Freshman admission to the University of Massachusetts’ flagship Amherst campus is more competitive for the Commonwealth’s students than for out-of-state applicants, as reported in Pioneer Institute’s study, “Differentiating Admissions Standards at UMass-Amherst to Meet Out-of-State Enrollment Targets.”
For instance, in the fall of 2016, the average combined SAT scores of accepted, in-state, first-time degree-seeking Massachusetts students were 23 points higher than the average of similar students accepted from out-of-state. The numbers imply that Massachusetts residents are held to a higher admissions standard. The pattern of accepting out-of-state students with lesser academic credentials than in-state students has been consistent since at least 2010, with respect to both combined SAT scores and high school grade point averages.

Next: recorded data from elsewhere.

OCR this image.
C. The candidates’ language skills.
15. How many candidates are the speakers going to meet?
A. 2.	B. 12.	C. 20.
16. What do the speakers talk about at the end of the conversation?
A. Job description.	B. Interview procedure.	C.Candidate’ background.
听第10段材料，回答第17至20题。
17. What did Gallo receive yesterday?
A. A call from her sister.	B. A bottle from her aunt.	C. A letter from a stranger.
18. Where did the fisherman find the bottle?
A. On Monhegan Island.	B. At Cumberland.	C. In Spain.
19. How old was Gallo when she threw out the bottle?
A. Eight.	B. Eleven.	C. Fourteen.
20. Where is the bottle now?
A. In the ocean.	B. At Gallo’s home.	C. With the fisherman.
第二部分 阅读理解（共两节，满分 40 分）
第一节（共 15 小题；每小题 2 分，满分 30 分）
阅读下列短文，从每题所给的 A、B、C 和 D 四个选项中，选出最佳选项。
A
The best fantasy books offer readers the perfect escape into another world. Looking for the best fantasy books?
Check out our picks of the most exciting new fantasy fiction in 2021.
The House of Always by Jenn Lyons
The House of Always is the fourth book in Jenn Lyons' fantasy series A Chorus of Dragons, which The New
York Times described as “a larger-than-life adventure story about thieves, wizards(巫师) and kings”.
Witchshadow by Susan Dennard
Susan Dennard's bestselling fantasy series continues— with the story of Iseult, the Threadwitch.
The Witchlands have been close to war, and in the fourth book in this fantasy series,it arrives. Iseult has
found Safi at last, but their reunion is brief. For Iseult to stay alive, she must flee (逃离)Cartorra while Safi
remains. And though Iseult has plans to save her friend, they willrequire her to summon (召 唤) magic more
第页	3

There are solutions to the perverse outcome of current UMass admission policies. One example is the University of California. The UC system had been on course similar to UMass when a state audit found the University had lowered its standards for non-resident admissions. In response to public outrage sparked by the audit, University officials committed to only accepting out-of-state students with higher academic qualifications than the average of accepted in-state students. Under the new practice, accepted out-of-state students at the flagship Berkeley campus in the fall of 2017 far out-performed in-state accepted students, scoring on average 115 points higher on the combined SAT. The average GPA of accepted non-resident students was also higher than their in-state counterparts.
North Carolina provides another instructive example. To curb growing out-of-state enrollment, in 1986 the University of North Carolina capped the number of out-of-state students at 18 percent of total enrollment. In 2016, UNC’s flagship campus at Chapel Hill was fined $1 million for exceeding its non-resident enrollment cap for the second consecutive year, with 19.5 percent of enrollees coming from out-of-state.
Massachusetts can address troubling UMass admissions trend and end the potential harm to Massachusetts students and residents. The issue is not whether to welcome talented out-of-state or international students; the Commonwealth should strive to bring in young talent with the hope that they will one day make their homes here and contribute to growing the state economy. The issue is that since Massachusetts taxpayers are subsidizing the UMass system — and such subsidies have grown from $519 million (2013) to $721 million (2017) in just the past four years — Massachusetts students should not be penalized for growing up here.